As pessoas que dividem a mesma casa que ela desenvolveram métodos para evitar contato, como os pontos da porta da geladeira que poderiam ser tocados por cada uma delas.
Passaram também a comer sozinhas em seus quartos.
Um dia, ela foi tomar um pouco de ar fresco em um parque perto de sua casa com um amigo quando uma criança pequena correu para perto dela. Monique deu um pulo para se afastar, e deixou a mãe indignada. "A criança não estava perto de você!" Monique tentou explicar que não tinha medo de contrair o vírus, mas sim de transmiti-lo. Pessoas doentes deveriam ficar em casa, respondeu a mãe da criança.
Ela espera que seu diário ajude as pessoas a entender que nem sempre é tão simples.
Enquanto alguns amigos faziam de tudo para ajudá-la, Monique notou que outros estavam ficando de saco cheio. Nada do que estava acontecendo com ela fazia sentido para ninguém. "Uma pessoa me disse que eu estava ficando obcecada em ter covid-19."
Quatro meses depois dos primeiros sintomas, ela decidiu mudar de casa. Estava muito difícil cumprir com as tarefas domésticas, e seria melhor ficar próxima do suporte familiar.
Havia uma melhora do fôlego dela, e, agora em julho, já conseguia subir uma escada sem precisar parar. Mas, depois de usar o aspirador de pó por cinco minutos para tentar limpar seu quarto, ela colapsou por falta de ar.
Depois do episódio, passou três semanas de cama.
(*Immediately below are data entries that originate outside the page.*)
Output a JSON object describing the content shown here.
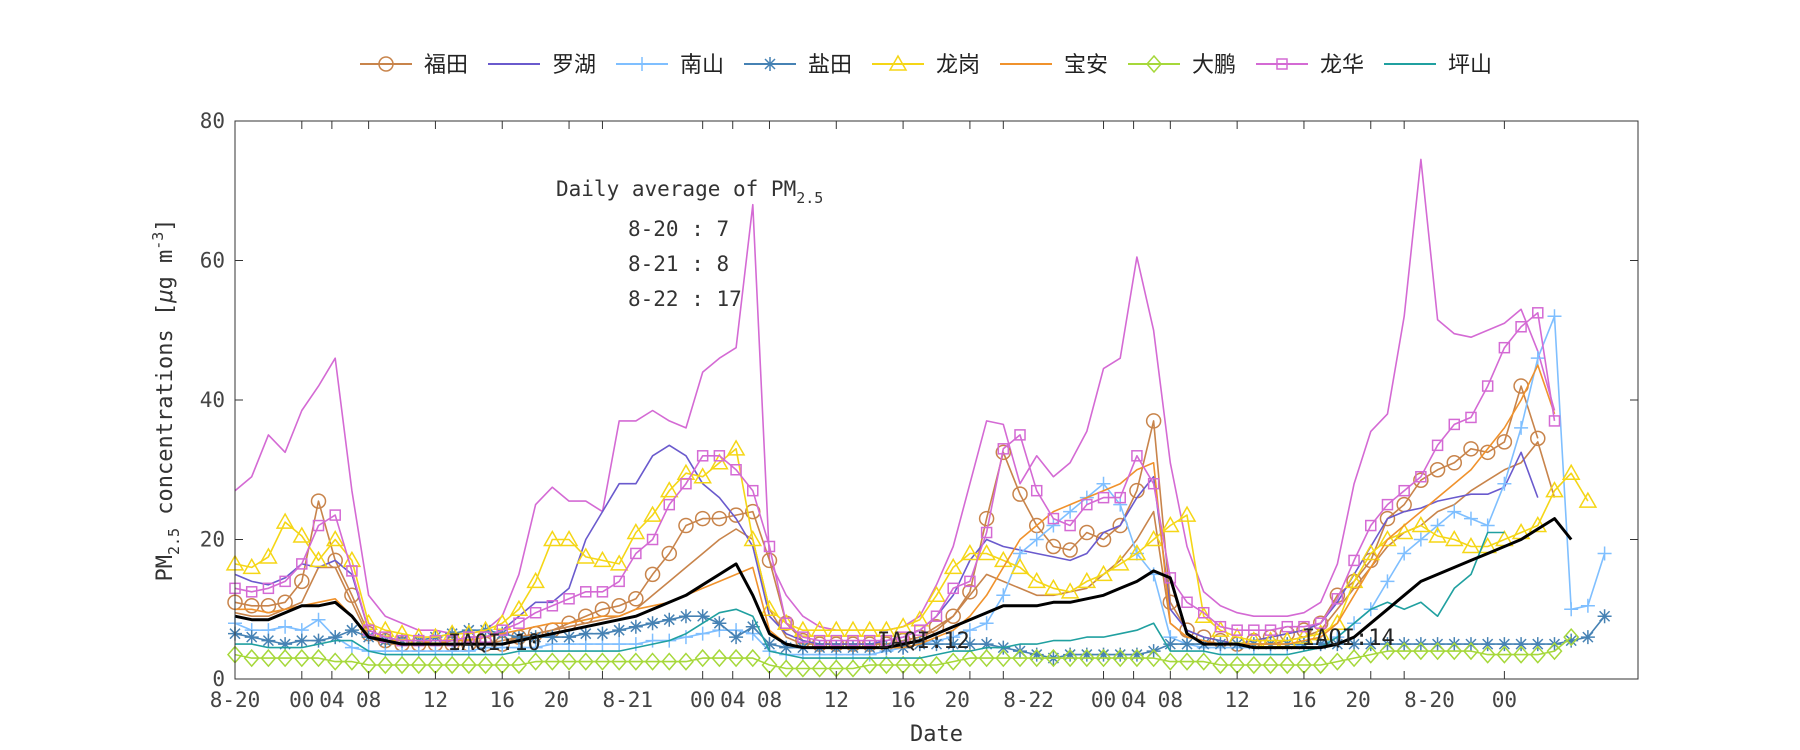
{
  "chart_data": {
    "type": "line",
    "xlabel": "Date",
    "ylabel_main": "PM",
    "ylabel_sub": "2.5",
    "ylabel_rest": " concentrations [",
    "ylabel_mu": "μ",
    "ylabel_unit": "g m",
    "ylabel_exp": "-3",
    "ylabel_close": "]",
    "ylim": [
      0,
      80
    ],
    "yticks": [
      0,
      20,
      40,
      60,
      80
    ],
    "xlim": [
      0,
      84
    ],
    "xtick_labels": [
      "8-20",
      "00",
      "04",
      "08",
      "12",
      "16",
      "20",
      "8-21",
      "00",
      "04",
      "08",
      "12",
      "16",
      "20",
      "8-22",
      "00",
      "04",
      "08",
      "12",
      "16",
      "20",
      "8-20",
      "00"
    ],
    "grid": false,
    "legend_position": "top",
    "annotation": {
      "title_main": "Daily average of PM",
      "title_sub": "2.5",
      "lines": [
        "8-20 : 7",
        "8-21 : 8",
        "8-22 : 17"
      ]
    },
    "iaqi_labels": [
      "IAQI:10",
      "IAQI:12",
      "IAQI:14"
    ],
    "series": [
      {
        "name": "福田",
        "color": "#c8844b",
        "marker": "circle",
        "values": [
          11,
          10.5,
          10.5,
          11,
          14,
          25.5,
          17,
          12,
          6.5,
          5.5,
          5,
          5,
          5,
          5,
          5,
          5,
          5,
          6,
          6.5,
          7,
          8,
          9,
          10,
          10.5,
          11.5,
          15,
          18,
          22,
          23,
          23,
          23.5,
          24,
          17,
          8,
          5.5,
          5,
          5,
          5,
          5,
          5,
          5.5,
          6,
          7.5,
          9,
          12.5,
          23,
          32.5,
          26.5,
          22,
          19,
          18.5,
          21,
          20,
          22,
          27,
          37,
          11,
          7,
          6,
          5.5,
          5,
          5.5,
          6,
          6.5,
          7,
          8,
          12,
          14,
          17,
          23,
          25,
          28.5,
          30,
          31,
          33,
          32.5,
          34,
          42,
          34.5
        ]
      },
      {
        "name": "罗湖",
        "color": "#6a5acd",
        "marker": "none",
        "values": [
          15,
          14,
          13.5,
          14.5,
          16.5,
          16,
          17,
          15,
          7,
          6,
          5.5,
          5.5,
          5,
          5.5,
          6,
          6,
          7,
          9,
          11,
          11,
          13,
          20,
          24,
          28,
          28,
          32,
          33.5,
          32,
          28,
          26,
          23,
          19,
          9,
          6.5,
          5.5,
          5,
          5,
          5,
          5,
          5.5,
          6,
          7,
          9,
          12,
          17,
          20,
          19,
          18.5,
          18,
          17.5,
          17,
          18,
          21,
          22,
          26,
          29,
          10,
          7,
          6,
          5.5,
          5,
          5.5,
          6,
          6.5,
          7,
          8,
          11,
          15,
          19,
          23,
          24,
          24.5,
          25.5,
          26,
          26.5,
          26.5,
          27.5,
          32.5,
          26
        ]
      },
      {
        "name": "南山",
        "color": "#7fbfff",
        "marker": "plus",
        "values": [
          8,
          7,
          7,
          7.5,
          7,
          8.5,
          6,
          4.5,
          4,
          4,
          4,
          4,
          4,
          4,
          4,
          4.5,
          4.5,
          4.5,
          4.5,
          5,
          5,
          5,
          5,
          5,
          5,
          5.5,
          5.5,
          6,
          6.5,
          7,
          7,
          6.5,
          4,
          3.5,
          3.5,
          3.5,
          3.5,
          3.5,
          3.5,
          4,
          4.5,
          5,
          5.5,
          6,
          7,
          8,
          12,
          18,
          20,
          22,
          24,
          26,
          28,
          25,
          18,
          15,
          6,
          5,
          4.5,
          4.5,
          4.5,
          4.5,
          4.5,
          4.5,
          5,
          5,
          6,
          8,
          10,
          14,
          18,
          20,
          22,
          24,
          23,
          22,
          28,
          36,
          46,
          52,
          10,
          10.5,
          18
        ]
      },
      {
        "name": "盐田",
        "color": "#4682b4",
        "marker": "asterisk",
        "values": [
          6.5,
          6,
          5.5,
          5,
          5.5,
          5.5,
          6,
          7,
          6,
          5.5,
          5.5,
          5.5,
          6,
          6.5,
          7,
          7,
          6.5,
          6,
          6,
          6,
          6,
          6.5,
          6.5,
          7,
          7.5,
          8,
          8.5,
          9,
          9,
          8,
          6,
          7.5,
          5,
          4.5,
          4.5,
          4.5,
          4.5,
          4.5,
          4.5,
          4.5,
          4.5,
          5,
          5,
          5,
          5,
          5,
          4.5,
          4,
          3.5,
          3,
          3.5,
          3.5,
          3.5,
          3.5,
          3.5,
          4,
          5,
          5,
          5,
          5,
          5,
          5,
          5,
          5,
          5,
          5,
          5,
          5,
          5,
          5,
          5,
          5,
          5,
          5,
          5,
          5,
          5,
          5,
          5,
          5,
          5.5,
          6,
          9
        ]
      },
      {
        "name": "龙岗",
        "color": "#f5d616",
        "marker": "triangle",
        "values": [
          16.5,
          16,
          17.5,
          22.5,
          20.5,
          17,
          20,
          17,
          8,
          7,
          6.5,
          6,
          6,
          6.5,
          6.5,
          7,
          8,
          10,
          14,
          20,
          20,
          17.5,
          17,
          16.5,
          21,
          23.5,
          27,
          29.5,
          29,
          31,
          33,
          20,
          10,
          8,
          7,
          7,
          7,
          7,
          7,
          7,
          7.5,
          8.5,
          12,
          16,
          18,
          18,
          17,
          16,
          14,
          13,
          12.5,
          14,
          15,
          16.5,
          18,
          20,
          22,
          23.5,
          9,
          7,
          6,
          5.5,
          5.5,
          5.5,
          6,
          6.5,
          8,
          14,
          18,
          20,
          21,
          22,
          20.5,
          20,
          19,
          19,
          20,
          21,
          22,
          27,
          29.5,
          25.5
        ]
      },
      {
        "name": "宝安",
        "color": "#f0922c",
        "marker": "none",
        "values": [
          10,
          10,
          9.5,
          10,
          10.5,
          11,
          11.5,
          9,
          6,
          5.5,
          5.5,
          5.5,
          5,
          5.5,
          5.5,
          6,
          6.5,
          7,
          7.5,
          8,
          8,
          8.5,
          9,
          9,
          10,
          10.5,
          11,
          12,
          13,
          14,
          15,
          16,
          7,
          5,
          4.5,
          4.5,
          4.5,
          4.5,
          4.5,
          4.5,
          4.5,
          5,
          6,
          7,
          9,
          12,
          16,
          20,
          22,
          24,
          25,
          26,
          27,
          28,
          30,
          31,
          8,
          6,
          5.5,
          5,
          5,
          5,
          5,
          5,
          5.5,
          6,
          8,
          12,
          16,
          20,
          22,
          24,
          26,
          28,
          30,
          33,
          36,
          40,
          45,
          38
        ]
      },
      {
        "name": "大鹏",
        "color": "#a6d83a",
        "marker": "diamond",
        "values": [
          3.5,
          3,
          3,
          3,
          3,
          3,
          2.5,
          2.5,
          2,
          2,
          2,
          2,
          2,
          2,
          2,
          2,
          2,
          2,
          2.5,
          2.5,
          2.5,
          2.5,
          2.5,
          2.5,
          2.5,
          2.5,
          2.5,
          2.5,
          3,
          3,
          3,
          3,
          2,
          1.5,
          1.5,
          1.5,
          1.5,
          1.5,
          2,
          2,
          2,
          2,
          2,
          2.5,
          3,
          3,
          3,
          3,
          3,
          3,
          3,
          3,
          3,
          3,
          3,
          3,
          2.5,
          2.5,
          2.5,
          2,
          2,
          2,
          2,
          2,
          2,
          2,
          2.5,
          3,
          3.5,
          4,
          4,
          4,
          4,
          4,
          4,
          3.5,
          3.5,
          3.5,
          3.5,
          4,
          6
        ]
      },
      {
        "name": "龙华",
        "color": "#d46ad4",
        "marker": "square",
        "values": [
          13,
          12.5,
          13,
          14,
          16.5,
          22,
          23.5,
          15.5,
          7,
          6,
          5.5,
          5.5,
          5.5,
          5.5,
          6,
          6,
          7,
          8,
          9.5,
          10.5,
          11.5,
          12.5,
          12.5,
          14,
          18,
          20,
          25,
          28,
          32,
          32,
          30,
          27,
          19,
          8,
          6,
          5.5,
          5.5,
          5.5,
          5.5,
          5.5,
          6,
          7,
          9,
          13,
          14,
          21,
          33,
          35,
          27,
          23,
          22,
          25,
          26,
          26,
          32,
          28,
          14.5,
          11,
          9.5,
          7.5,
          7,
          7,
          7,
          7.5,
          7.5,
          8,
          11.5,
          17,
          22,
          25,
          27,
          29,
          33.5,
          36.5,
          37.5,
          42,
          47.5,
          50.5,
          52.5,
          37
        ]
      },
      {
        "name": "坪山",
        "color": "#20a0a0",
        "marker": "none",
        "values": [
          5,
          5,
          4.5,
          4.5,
          4.5,
          5,
          5.5,
          5.5,
          4,
          3.5,
          3.5,
          3.5,
          3.5,
          3.5,
          3.5,
          3.5,
          3.5,
          4,
          4,
          4,
          4,
          4,
          4,
          4,
          4.5,
          5,
          5.5,
          6.5,
          8,
          9.5,
          10,
          9,
          4,
          3.5,
          3,
          3,
          3,
          3,
          3,
          3,
          3,
          3,
          3.5,
          4,
          4,
          4.5,
          4.5,
          5,
          5,
          5.5,
          5.5,
          6,
          6,
          6.5,
          7,
          8,
          4,
          4,
          4,
          3.5,
          3.5,
          3.5,
          3.5,
          3.5,
          4,
          4.5,
          6,
          8,
          10,
          11,
          10,
          11,
          9,
          13,
          15,
          21,
          21
        ]
      },
      {
        "name": "",
        "color": "#d46ad4",
        "marker": "none",
        "values": [
          27,
          29,
          35,
          32.5,
          38.5,
          42,
          46,
          27,
          12,
          9,
          8,
          7,
          7,
          6.5,
          6.5,
          7,
          9,
          15,
          25,
          27.5,
          25.5,
          25.5,
          24,
          37,
          37,
          38.5,
          37,
          36,
          44,
          46,
          47.5,
          68,
          17,
          12,
          9,
          7.5,
          7,
          7,
          7,
          7,
          7.5,
          9,
          13.5,
          19,
          28,
          37,
          36.5,
          28,
          32,
          29,
          31,
          35.5,
          44.5,
          46,
          60.5,
          50,
          31,
          19,
          12.5,
          10.5,
          9.5,
          9,
          9,
          9,
          9.5,
          11,
          16.5,
          28,
          35.5,
          38,
          52,
          74.5,
          51.5,
          49.5,
          49,
          50,
          51,
          53,
          47,
          38.5
        ]
      },
      {
        "name": "",
        "color": "#c8844b",
        "marker": "none",
        "values": [
          9.5,
          9,
          9,
          10,
          11,
          16,
          16,
          11,
          6,
          5,
          5,
          5,
          5,
          5,
          5,
          5,
          5.5,
          6,
          6.5,
          7,
          7.5,
          8,
          8.5,
          9,
          10,
          12,
          14,
          16,
          18,
          20,
          21.5,
          20,
          10,
          6,
          5,
          5,
          5,
          5,
          5,
          5,
          5.5,
          6,
          7,
          9,
          12,
          15,
          14,
          13,
          12,
          12,
          12.5,
          13,
          15,
          17,
          20,
          24,
          8,
          6,
          5.5,
          5,
          5,
          5,
          5,
          5.5,
          6,
          7,
          10,
          13,
          16,
          19,
          21,
          22,
          24,
          25,
          27,
          28.5,
          30,
          31,
          34,
          26
        ]
      },
      {
        "name": "",
        "color": "#000000",
        "marker": "none",
        "width": 3,
        "values": [
          9,
          8.5,
          8.5,
          9.5,
          10.5,
          10.5,
          11,
          9,
          6,
          5.5,
          5,
          5,
          5,
          5,
          5,
          5,
          5,
          5.5,
          6,
          6.5,
          7,
          7.5,
          8,
          8.5,
          9,
          10,
          11,
          12,
          13.5,
          15,
          16.5,
          12,
          6.5,
          5,
          4.5,
          4.5,
          4.5,
          4.5,
          4.5,
          4.5,
          5,
          5.5,
          6.5,
          7.5,
          8.5,
          9.5,
          10.5,
          10.5,
          10.5,
          11,
          11,
          11.5,
          12,
          13,
          14,
          15.5,
          14.5,
          6.5,
          5,
          5,
          5,
          4.5,
          4.5,
          4.5,
          4.5,
          4.5,
          5,
          6,
          8,
          10,
          12,
          14,
          15,
          16,
          17,
          18,
          19,
          20,
          21.5,
          23,
          20
        ]
      }
    ]
  }
}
E Monique não tem ideia de como ficar melhor.
Os médicos ainda não sabem como ajudar as pessoas cujos sintomas de covid-19 simplesmente não vão embora.
"Tem sido um pouco sobre o que eu posso ou não fazer, e ser flexível sobre meus planos porque meu corpo apenas não se importa com o que eu planejei."
Monique passou a tratar também sua saúde mental, algo que lhe dá ferramentas para a nova realidade de sua vida. Uma coisa que ela não esperava é que a doença a fizesse se conectar com outros entusiastas de cogumelos.
Eles têm propriedades antivirais, escreve ela em uma de suas postagens. Mas também são parte de algo muito maior e mais bonito, diz ela.
Eles são parte do micélio, uma rede subterrânea que se conecta com raízes de árvores próximas e troca nutrientes entre elas. Muitos especialistas no reino Fungi acreditam que essas estruturas ajudam as árvores a se comunicarem entre si, levando nutrientes de uma saudável para outra doente.
Isso faz com o que Monique se lembre dos amigos que deixavam comida em sua porta, mês após mês. Pessoas com as quais contou muito desde que ficou doente.